The FTC alleged Temu failed to clearly and conspicuously disclose high-volume sellers’ contact information, because consumers had to “locate a series of small, unobtrusive links, or click numerous links” to locate seller identity information, and because the relevant links were vaguely labeled “See all.”
To resolve the matter, Temu agreed to pay a $2 million civil penalty. Temu also agreed to requirements to disclose the reporting mechanism and high-volume sellers’ contact information clearly and conspicuously, including:
- Placing the disclosures at the top of product listings or on the same screen as product descriptions;
- Using font size and contrast to ensure they are visible to reasonable consumers;
- Using language understandable to reasonable consumers;
- Requiring no more than one click to access the reporting mechanisms or contact information;
- Placing the reporting mechanism and contact information in every format through which consumers access the platform; and
- If a reporting mechanism is hyperlinked, using text conveying that clicking the hyperlink enables consumers to report suspicious marketplace activity.

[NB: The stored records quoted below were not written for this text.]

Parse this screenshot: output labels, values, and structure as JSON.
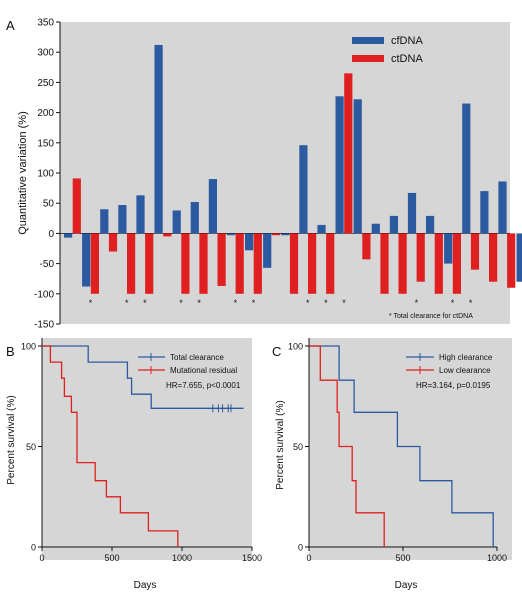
{
  "panels": {
    "a": "A",
    "b": "B",
    "c": "C"
  },
  "colors": {
    "blue": "#2c5aa0",
    "red": "#e02020",
    "plot_bg": "#d6d6d6"
  },
  "chart_data": [
    {
      "id": "A",
      "type": "bar",
      "ylabel": "Quantitative variation (%)",
      "ylim": [
        -150,
        350
      ],
      "yticks": [
        -150,
        -100,
        -50,
        0,
        50,
        100,
        150,
        200,
        250,
        300,
        350
      ],
      "ytick_labels": [
        "-150",
        "-100",
        "-50",
        "0",
        "50",
        "100",
        "150",
        "200",
        "250",
        "300",
        "350"
      ],
      "legend_position": "top-right",
      "series": [
        {
          "name": "cfDNA",
          "values": [
            -7,
            -88,
            40,
            47,
            63,
            312,
            38,
            52,
            90,
            -3,
            -28,
            -57,
            -3,
            146,
            14,
            227,
            222,
            16,
            29,
            67,
            29,
            -50,
            215,
            70,
            86,
            -80
          ]
        },
        {
          "name": "ctDNA",
          "values": [
            91,
            -100,
            -30,
            -100,
            -100,
            -5,
            -100,
            -100,
            -87,
            -100,
            -100,
            -3,
            -100,
            -100,
            -100,
            265,
            -43,
            -100,
            -100,
            -80,
            -100,
            -100,
            -60,
            -80,
            -90,
            null
          ]
        }
      ],
      "clearance_marks": [
        1,
        3,
        4,
        6,
        7,
        9,
        10,
        13,
        14,
        15,
        19,
        21,
        22
      ],
      "clearance_symbol": "*",
      "note": "* Total clearance for ctDNA"
    },
    {
      "id": "B",
      "type": "line",
      "xlabel": "Days",
      "ylabel": "Percent survival (%)",
      "xlim": [
        0,
        1500
      ],
      "ylim": [
        0,
        100
      ],
      "xticks": [
        0,
        500,
        1000,
        1500
      ],
      "xtick_labels": [
        "0",
        "500",
        "1000",
        "1500"
      ],
      "yticks": [
        0,
        50,
        100
      ],
      "ytick_labels": [
        "0",
        "50",
        "100"
      ],
      "annotation": "HR=7.655, p<0.0001",
      "series": [
        {
          "name": "Total clearance",
          "color": "blue",
          "points": [
            [
              0,
              100
            ],
            [
              330,
              100
            ],
            [
              330,
              92
            ],
            [
              610,
              92
            ],
            [
              610,
              84
            ],
            [
              640,
              84
            ],
            [
              640,
              76
            ],
            [
              780,
              76
            ],
            [
              780,
              69
            ],
            [
              1440,
              69
            ]
          ],
          "censored": [
            [
              1220,
              69
            ],
            [
              1260,
              69
            ],
            [
              1290,
              69
            ],
            [
              1330,
              69
            ],
            [
              1350,
              69
            ]
          ]
        },
        {
          "name": "Mutational residual",
          "color": "red",
          "points": [
            [
              0,
              100
            ],
            [
              60,
              100
            ],
            [
              60,
              92
            ],
            [
              140,
              92
            ],
            [
              140,
              84
            ],
            [
              160,
              84
            ],
            [
              160,
              75
            ],
            [
              210,
              75
            ],
            [
              210,
              67
            ],
            [
              250,
              67
            ],
            [
              250,
              42
            ],
            [
              380,
              42
            ],
            [
              380,
              33
            ],
            [
              460,
              33
            ],
            [
              460,
              25
            ],
            [
              560,
              25
            ],
            [
              560,
              17
            ],
            [
              760,
              17
            ],
            [
              760,
              8
            ],
            [
              970,
              8
            ],
            [
              970,
              0
            ]
          ],
          "censored": []
        }
      ]
    },
    {
      "id": "C",
      "type": "line",
      "xlabel": "Days",
      "ylabel": "Percent survival (%)",
      "xlim": [
        0,
        1000
      ],
      "ylim": [
        0,
        100
      ],
      "xticks": [
        0,
        500,
        1000
      ],
      "xtick_labels": [
        "0",
        "500",
        "1000"
      ],
      "yticks": [
        0,
        50,
        100
      ],
      "ytick_labels": [
        "0",
        "50",
        "100"
      ],
      "annotation": "HR=3.164, p=0.0195",
      "series": [
        {
          "name": "High clearance",
          "color": "blue",
          "points": [
            [
              0,
              100
            ],
            [
              160,
              100
            ],
            [
              160,
              83
            ],
            [
              240,
              83
            ],
            [
              240,
              67
            ],
            [
              470,
              67
            ],
            [
              470,
              50
            ],
            [
              590,
              50
            ],
            [
              590,
              33
            ],
            [
              760,
              33
            ],
            [
              760,
              17
            ],
            [
              980,
              17
            ],
            [
              980,
              0
            ]
          ],
          "censored": []
        },
        {
          "name": "Low clearance",
          "color": "red",
          "points": [
            [
              0,
              100
            ],
            [
              60,
              100
            ],
            [
              60,
              83
            ],
            [
              150,
              83
            ],
            [
              150,
              67
            ],
            [
              160,
              67
            ],
            [
              160,
              50
            ],
            [
              230,
              50
            ],
            [
              230,
              33
            ],
            [
              250,
              33
            ],
            [
              250,
              17
            ],
            [
              400,
              17
            ],
            [
              400,
              0
            ]
          ],
          "censored": []
        }
      ]
    }
  ]
}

In addition, the settlement requires that the telephonic reporting mechanism must allow consumers to listen back to, re-record, and accept a report before submitting it, and it must have “audible instructions delivered in a volume, speed, and cadence sufficient for reasonable consumers to easily hear and understand.”
Compliance Tips for Online Marketplaces
Any company that provides an online forum for other entities to sell goods and services should consider whether they may be covered by the INFORM Consumers Act. For example, online gaming platforms may be covered if they facilitate the sale of games by third-party sellers. Social commerce platforms that combine social media features with e-commerce capabilities should also determine whether the Act applies to them.
Companies subject to the Act should assess their compliance programs. Implementing automated systems to track when sellers become “high-volume third-party sellers” aids compliance with the short 10-day requirements to obtain and verify bank, tax, and contact information.
The FTC’s settlement with Temu provides insight about practices that – even if not required by the statute – may help provide defenses against enforcement.
- First, companies should make efforts to make telephonic reporting mechanisms and electronic messaging systems reasonably easy for consumers to use and understand.
- Second, companies may consider limiting the number of clicks it takes to reach information, placing important information at the top of product listings, and using text size, color, and contrast to ensure visibility.
- Third, covered marketplaces should review and ensure that required disclosures appear across consumer platforms, including desktop browsers and mobile devices.
Covered platforms should also understand that the INFORM Consumers Act has many complex requirements, and that fashioning clear and conspicuous disclosures is best done in the context of each platform’s user interface.